Carlo è consapevole del fatto che la vita ci impone sovente una sorta di bilancio che non ci è permesso di ignorare e che ci induce a fare i conti con la realtà, certamente più prosaica dei sogni, in cui, a volte, ci rifugiamo per rifuggire dallo sconforto. E sa che per giungere alla Verità occorre liberarsi degli orpelli inutili che ci impediscono di trovare “la maglia rotta nella rete che ci stringe”, di montaliana memoria (da “In Limine”); quel “buco” che ci consente di oltrepassare il confine per conquistare la salvezza dalla prigione che è il vivere quotidiano; di spiccare quel salto oltre il muro che impedisce la vita e che rappresenta il futuro e la salvezza, al di là della staticità del presente.

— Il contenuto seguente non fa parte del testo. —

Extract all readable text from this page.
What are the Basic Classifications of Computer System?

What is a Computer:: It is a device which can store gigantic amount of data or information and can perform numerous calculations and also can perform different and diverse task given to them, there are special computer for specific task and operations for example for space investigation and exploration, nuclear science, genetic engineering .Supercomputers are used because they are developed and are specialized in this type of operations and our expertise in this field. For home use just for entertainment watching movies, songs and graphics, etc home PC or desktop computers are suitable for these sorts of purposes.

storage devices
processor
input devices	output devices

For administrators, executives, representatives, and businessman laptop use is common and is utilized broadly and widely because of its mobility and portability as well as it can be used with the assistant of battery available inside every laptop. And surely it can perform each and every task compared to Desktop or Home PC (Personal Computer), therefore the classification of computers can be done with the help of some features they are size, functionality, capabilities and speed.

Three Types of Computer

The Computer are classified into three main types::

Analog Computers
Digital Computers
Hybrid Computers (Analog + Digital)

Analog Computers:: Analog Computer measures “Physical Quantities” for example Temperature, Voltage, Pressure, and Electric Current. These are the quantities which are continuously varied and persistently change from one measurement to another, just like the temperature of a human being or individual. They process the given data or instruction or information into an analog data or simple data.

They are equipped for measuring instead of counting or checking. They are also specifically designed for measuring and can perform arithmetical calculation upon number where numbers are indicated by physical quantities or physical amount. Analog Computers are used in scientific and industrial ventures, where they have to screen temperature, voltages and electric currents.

Ed è proprio questa consapevolezza, al fondo della quale scopriamo, nonostante tutto, un forte attaccamento alla vita, unito allo stupore che manifesta dinanzi alla bellezza – che Egli coglie, ad esempio, in un paesaggio, in un forte legame di amore e di amicizia o quando parla della propria coscienza, rimasta pulita, nonostante le “sollecitazioni” del mondo – che lo rende prezioso, consentendoci di collocarlo nella ristretta nicchia dei poeti del nostro tempo che hanno ancora qualcosa di profondo da comunicarci.